I have three mountain metaphors this morning: a mountain river, a long mountain hike, and the mountain itself.
Most of you know the story about me trying to pull my friend Rick out of a fast moving mountain river.
I jumped to a rock in the middle of the river, grabbed the edge of the rock, and flung the rest of myself out for Rick to grab.
He was a big guy and pulled me right into the river with him.
Fifty feet beyond we could see the river drop away and disappear over a waterfall.
After an intense moment of panic something singular happened in my head.
I was in the middle of an intense kind of calm.
If this had been measured on a dial one might picture a needle moving back down from panic to peace, but it rounded the other way, through panic to peace.
It reminds me of a Kierkegaard quote I’ve since heard: “Singleness of heart is to will one thing.”
I was so busy willing one thing, simply to seize the best option to survive, there was no room for anything else.
Time slowed down.
Everything came into sharp focus. My whole being was saying, God, whatever,
whatever the possibilities are,
I’m wide open.

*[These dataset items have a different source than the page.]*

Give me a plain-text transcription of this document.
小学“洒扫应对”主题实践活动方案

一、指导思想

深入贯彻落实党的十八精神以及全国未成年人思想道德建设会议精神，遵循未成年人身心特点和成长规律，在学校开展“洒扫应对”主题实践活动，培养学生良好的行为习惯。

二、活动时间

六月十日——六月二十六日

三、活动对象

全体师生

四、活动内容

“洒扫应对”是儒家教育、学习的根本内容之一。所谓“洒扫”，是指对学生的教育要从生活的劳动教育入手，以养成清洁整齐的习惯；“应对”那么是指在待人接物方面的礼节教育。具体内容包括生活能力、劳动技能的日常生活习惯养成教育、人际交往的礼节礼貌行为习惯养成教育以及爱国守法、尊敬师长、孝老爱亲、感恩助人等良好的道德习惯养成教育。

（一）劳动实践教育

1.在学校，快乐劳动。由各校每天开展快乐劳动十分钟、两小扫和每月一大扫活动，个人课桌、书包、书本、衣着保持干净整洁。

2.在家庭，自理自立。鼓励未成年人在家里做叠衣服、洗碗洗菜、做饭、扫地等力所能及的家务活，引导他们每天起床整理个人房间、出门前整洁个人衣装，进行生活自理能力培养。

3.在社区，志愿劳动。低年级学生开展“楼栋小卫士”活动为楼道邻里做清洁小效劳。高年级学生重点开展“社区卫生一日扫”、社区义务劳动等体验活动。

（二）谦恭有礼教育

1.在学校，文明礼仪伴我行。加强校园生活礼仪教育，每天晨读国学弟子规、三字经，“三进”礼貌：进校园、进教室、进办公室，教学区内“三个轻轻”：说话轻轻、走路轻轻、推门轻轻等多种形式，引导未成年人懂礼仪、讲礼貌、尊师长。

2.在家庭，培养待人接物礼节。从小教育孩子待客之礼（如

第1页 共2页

That moment of sharp focus has been a benchmark for clarity, for being here now, for paying attention ever since.
And this morning I want to use that moment as a way to think about another quality we discover and cultivate in meditation,
spaciousness.
By opening to what arises, by seeing things clearly, by treating ourselves kindly, by fostering a sense of welcome on each inbreath and a gentle sense of release each outbreath, we are cultivating a sense of spaciousness in our minds and lives. By allowing room for all our thoughts, feelings, and experiences we’re coming gradually to realize there actually is room for all our thoughts and feelings and experience. We’re moving little by little from a sense of things feeling tight to things feeling more open, from feeling stuffy to better ventilated. And to experience life as more spacious is to experience life a more workable.

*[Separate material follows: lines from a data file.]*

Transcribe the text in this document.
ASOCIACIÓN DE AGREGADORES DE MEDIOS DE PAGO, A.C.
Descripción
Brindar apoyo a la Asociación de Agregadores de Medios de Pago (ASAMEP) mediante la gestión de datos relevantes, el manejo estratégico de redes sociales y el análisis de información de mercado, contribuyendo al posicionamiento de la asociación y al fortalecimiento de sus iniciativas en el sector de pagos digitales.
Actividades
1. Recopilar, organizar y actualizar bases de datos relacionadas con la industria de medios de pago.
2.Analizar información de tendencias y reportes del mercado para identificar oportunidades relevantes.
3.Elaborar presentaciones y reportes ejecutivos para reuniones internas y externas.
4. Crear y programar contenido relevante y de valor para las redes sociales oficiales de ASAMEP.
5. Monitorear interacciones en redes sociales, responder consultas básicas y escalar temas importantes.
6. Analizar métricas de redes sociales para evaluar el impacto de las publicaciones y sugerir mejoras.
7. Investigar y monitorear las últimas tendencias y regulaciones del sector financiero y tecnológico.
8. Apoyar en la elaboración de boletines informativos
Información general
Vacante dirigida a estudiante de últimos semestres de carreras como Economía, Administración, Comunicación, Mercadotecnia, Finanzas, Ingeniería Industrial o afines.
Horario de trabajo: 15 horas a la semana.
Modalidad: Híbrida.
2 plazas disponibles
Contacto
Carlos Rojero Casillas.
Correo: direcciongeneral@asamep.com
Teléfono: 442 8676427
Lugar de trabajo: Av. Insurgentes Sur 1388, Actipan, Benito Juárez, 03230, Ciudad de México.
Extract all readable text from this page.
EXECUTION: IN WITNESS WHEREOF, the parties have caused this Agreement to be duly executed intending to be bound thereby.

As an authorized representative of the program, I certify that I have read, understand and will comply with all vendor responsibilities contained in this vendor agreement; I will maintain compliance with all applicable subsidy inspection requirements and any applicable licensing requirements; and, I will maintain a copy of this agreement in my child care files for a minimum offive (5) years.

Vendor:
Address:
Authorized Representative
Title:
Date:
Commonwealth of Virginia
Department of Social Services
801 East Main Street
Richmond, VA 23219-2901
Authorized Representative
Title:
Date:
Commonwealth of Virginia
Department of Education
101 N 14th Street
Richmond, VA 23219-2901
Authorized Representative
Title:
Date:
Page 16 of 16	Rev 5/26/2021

Which is one of the ways I felt going toward that waterfall. I had no illusions there was any guarantee everything would be fine, just a deep sense that I was ready to participate wholeheartedly in the process, that if there was a way through, I was completely amenable to finding it.
We don’t, thank God, often find ourselves in rushing mountain rivers sweeping toward unknown waterfalls. But we certainly find ourselves often swept up in the formidable currents of thoughts, reactions, feelings, and actions.

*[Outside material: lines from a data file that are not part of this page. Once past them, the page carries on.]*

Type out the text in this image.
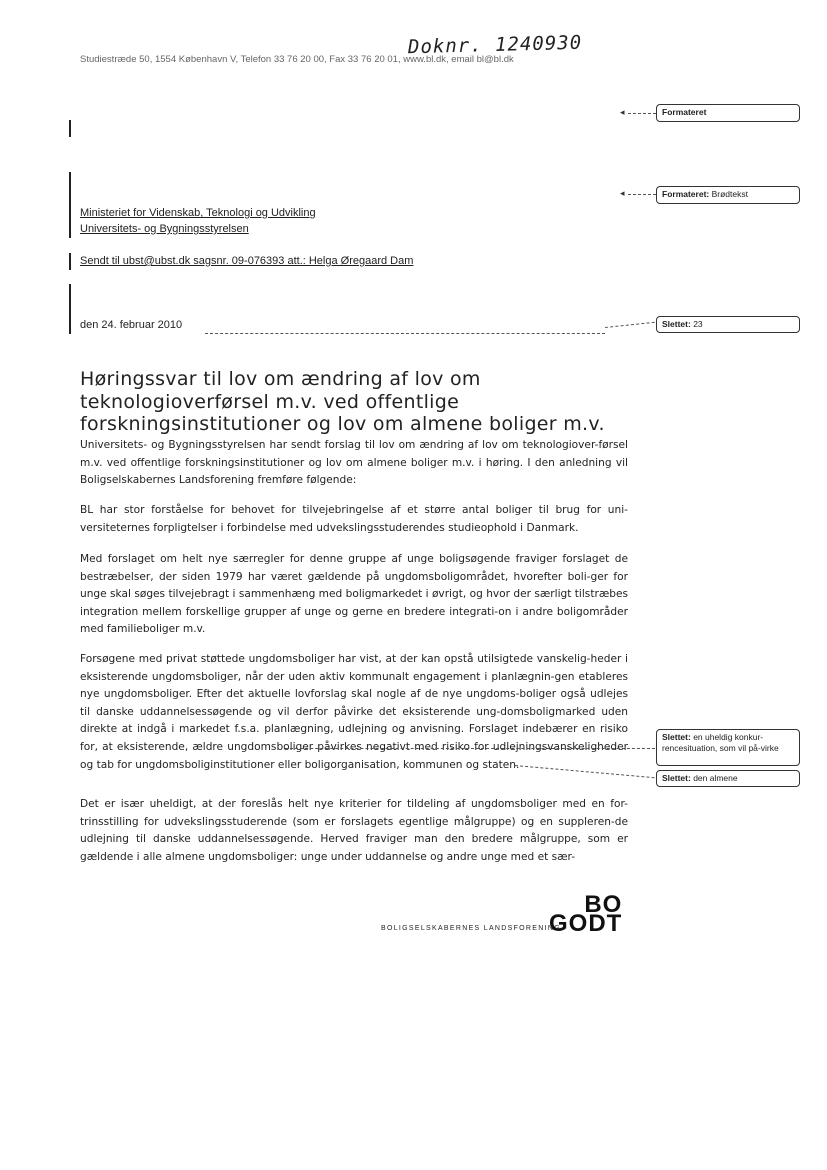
Doknr. 1240930
Studiestræde 50, 1554 København V, Telefon 33 76 20 00, Fax 33 76 20 01, www.bl.dk, email bl@bl.dk
Ministeriet for Videnskab, Teknologi og Udvikling
Universitets- og Bygningsstyrelsen
Sendt til ubst@ubst.dk sagsnr. 09-076393 att.: Helga Øregaard Dam
den 24. februar 2010
Høringssvar til lov om ændring af lov om teknologioverførsel m.v. ved offentlige forskningsinstitutioner og lov om almene boliger m.v.
Universitets- og Bygningsstyrelsen har sendt forslag til lov om ændring af lov om teknologiover-førsel m.v. ved offentlige forskningsinstitutioner og lov om almene boliger m.v. i høring. I den anledning vil Boligselskabernes Landsforening fremføre følgende:
BL har stor forståelse for behovet for tilvejebringelse af et større antal boliger til brug for uni-versiteternes forpligtelser i forbindelse med udvekslingsstuderendes studieophold i Danmark.
Med forslaget om helt nye særregler for denne gruppe af unge boligsøgende fraviger forslaget de bestræbelser, der siden 1979 har været gældende på ungdomsboligområdet, hvorefter boli-ger for unge skal søges tilvejebragt i sammenhæng med boligmarkedet i øvrigt, og hvor der særligt tilstræbes integration mellem forskellige grupper af unge og gerne en bredere integrati-on i andre boligområder med familieboliger m.v.
Forsøgene med privat støttede ungdomsboliger har vist, at der kan opstå utilsigtede vanskelig-heder i eksisterende ungdomsboliger, når der uden aktiv kommunalt engagement i planlægnin-gen etableres nye ungdomsboliger. Efter det aktuelle lovforslag skal nogle af de nye ungdoms-boliger også udlejes til danske uddannelsessøgende og vil derfor påvirke det eksisterende ung-domsboligmarked uden direkte at indgå i markedet f.s.a. planlægning, udlejning og anvisning. Forslaget indebærer en risiko for, at eksisterende, ældre ungdomsboliger påvirkes negativt med risiko for udlejningsvanskeligheder og tab for ungdomsboliginstitutioner eller boligorganisation, kommunen og staten.
Det er især uheldigt, at der foreslås helt nye kriterier for tildeling af ungdomsboliger med en for-trinsstilling for udvekslingsstuderende (som er forslagets egentlige målgruppe) og en suppleren-de udlejning til danske uddannelsessøgende. Herved fraviger man den bredere målgruppe, som er gældende i alle almene ungdomsboliger: unge under uddannelse og andre unge med et sær-
◂	Formateret
◂	Formateret: Brødtekst
Slettet: 23
Slettet: en uheldig konkur-rencesituation, som vil på-virke
Slettet: den almene
BOLIGSELSKABERNES LANDSFORENING
BO
GODT
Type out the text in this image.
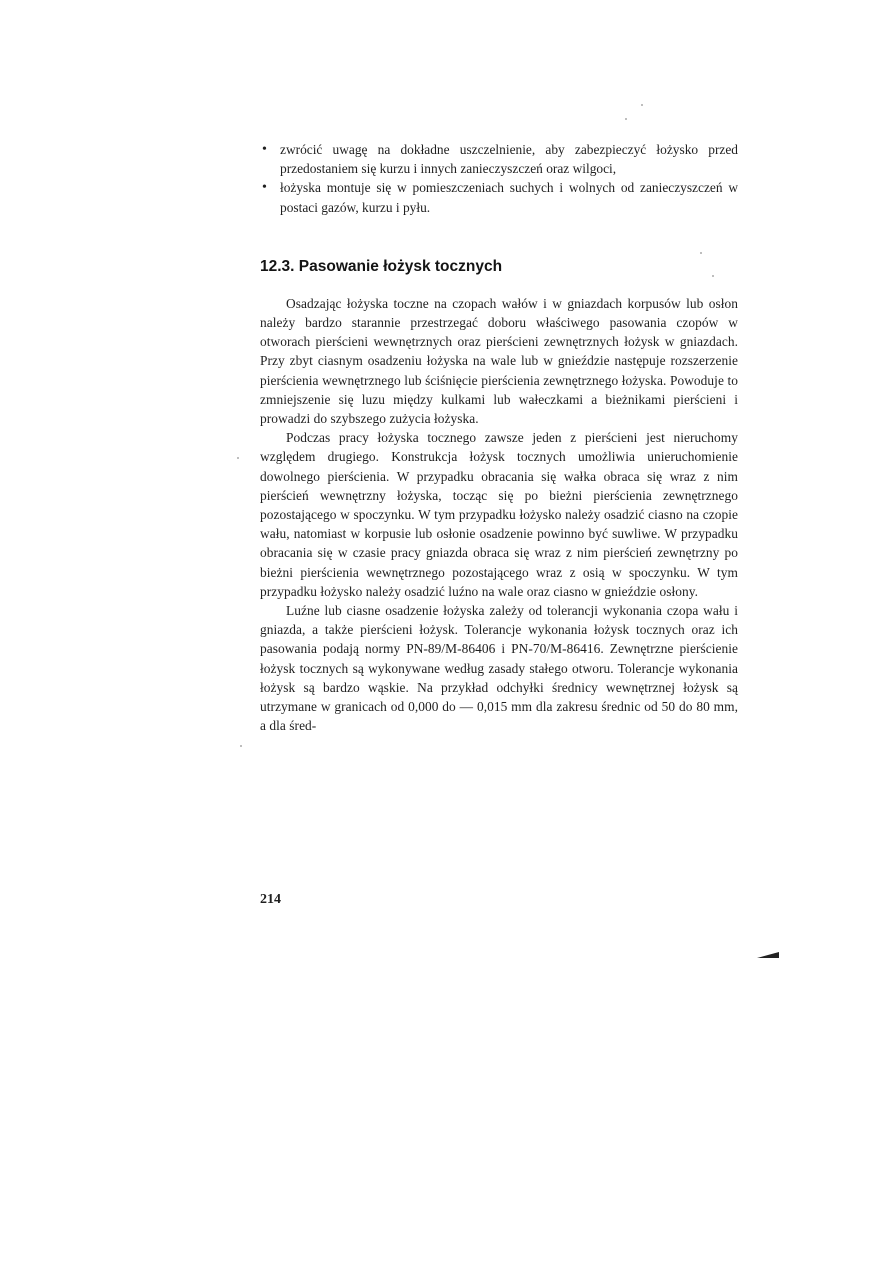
• zwrócić uwagę na dokładne uszczelnienie, aby zabezpieczyć łożysko przed przedostaniem się kurzu i innych zanieczyszczeń oraz wilgoci,
• łożyska montuje się w pomieszczeniach suchych i wolnych od zanieczyszczeń w postaci gazów, kurzu i pyłu.
12.3. Pasowanie łożysk tocznych

Osadzając łożyska toczne na czopach wałów i w gniazdach korpusów lub osłon należy bardzo starannie przestrzegać doboru właściwego pasowania czopów w otworach pierścieni wewnętrznych oraz pierścieni zewnętrznych łożysk w gniazdach. Przy zbyt ciasnym osadzeniu łożyska na wale lub w gnieździe następuje rozszerzenie pierścienia wewnętrznego lub ściśnięcie pierścienia zewnętrznego łożyska. Powoduje to zmniejszenie się luzu między kulkami lub wałeczkami a bieżnikami pierścieni i prowadzi do szybszego zużycia łożyska.

Podczas pracy łożyska tocznego zawsze jeden z pierścieni jest nieruchomy względem drugiego. Konstrukcja łożysk tocznych umożliwia unieruchomienie dowolnego pierścienia. W przypadku obracania się wałka obraca się wraz z nim pierścień wewnętrzny łożyska, tocząc się po bieżni pierścienia zewnętrznego pozostającego w spoczynku. W tym przypadku łożysko należy osadzić ciasno na czopie wału, natomiast w korpusie lub osłonie osadzenie powinno być suwliwe. W przypadku obracania się w czasie pracy gniazda obraca się wraz z nim pierścień zewnętrzny po bieżni pierścienia wewnętrznego pozostającego wraz z osią w spoczynku. W tym przypadku łożysko należy osadzić luźno na wale oraz ciasno w gnieździe osłony.

Luźne lub ciasne osadzenie łożyska zależy od tolerancji wykonania czopa wału i gniazda, a także pierścieni łożysk. Tolerancje wykonania łożysk tocznych oraz ich pasowania podają normy PN-89/M-86406 i PN-70/M-86416. Zewnętrzne pierścienie łożysk tocznych są wykonywane według zasady stałego otworu. Tolerancje wykonania łożysk są bardzo wąskie. Na przykład odchyłki średnicy wewnętrznej łożysk są utrzymane w granicach od 0,000 do — 0,015 mm dla zakresu średnic od 50 do 80 mm, a dla śred-

214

Carl Jung said that with most of our very strong (and in this context strongly unpleasant) interior experience, it’s like hiking up into the Alps during a thunderstorm: if you keep going you eventually pass out of the storm. It may well still be thundering and raining in the valley, but you’re experience the storm from a different place. The Buddhists have a saying (very similar in geography), A lot happens on a mountain. There are snakes and foxes and Carolina Chickadees, maybe a bear or two, numerous springs, countless trees, maybe part of it is sunny, another draped in cloud, there are paths in some places, laurel hells in others, but it’s all one mountain.
It's good to remember a lot happens on mountain. In one way of looking at it, we are the mountain. Not just the part where the strong feelings or thoughts are being focused. Spacious is a word to describe our experience of this reality. It’s not the same thing as going to our happy place. Instead it’s this: enlarging our awareness to encompass our reality. It’s not gimmicky of forced: it’s learning to inhabit the truth that everything belongs. Obviously this has to do with God, and ways we experience God as gracious Presence, Spirit, Mystery, Wisdom. It also has to do with grooves in the brain: a practiced perspective.
It’s not that we’re not present to the storm; it’s that we are also present to everything else. And being present to the whole instead of the most strident part invites the most generous sense of spaciousness, openness, expanded possibility.
A quick note. I’ve been emphasizing the part of our practice that has to do with not repressing the icky stuff. Everything also applies to not indulging the enticing stuff. Our brighter thoughts and moods and fantasies can become unhelpfully strident in their own way, can become compulsive, obsessive. We can get fixated on fun, too. You know that curious line from a collect we pray in the evening, God…shield the joyous.
Spaciousness grows steadily from working honestly and gently with our thoughts and feelings. Practicing how at the same moment to be neither repressive nor indulgent grooves the brain. At any point in our day, in any overwhelming current, we have the potential in the time it takes to breathe in and to breathe out to remember that a lot happens on a mountain. To experience that life is often more workable than life often feels.
Beginning at the three chimes and the singing bowl, sit comfortably with healthy posture, breathe normally, giving about 25% of your attention to the outbreath, letting whatever arises arise. Be observant, neither repressing nor indulging what comes to mind. When you find yourself thinking about something, with each outbreath simply and gently let it go by saying inwardly, ‘Thinking.’ Keep breathing, return again and again to being mindful with honesty and compassion.
At the end of ten minutes, you’ll hear again the three chimes, and the singing bowl will sing again, and I will close with a prayer.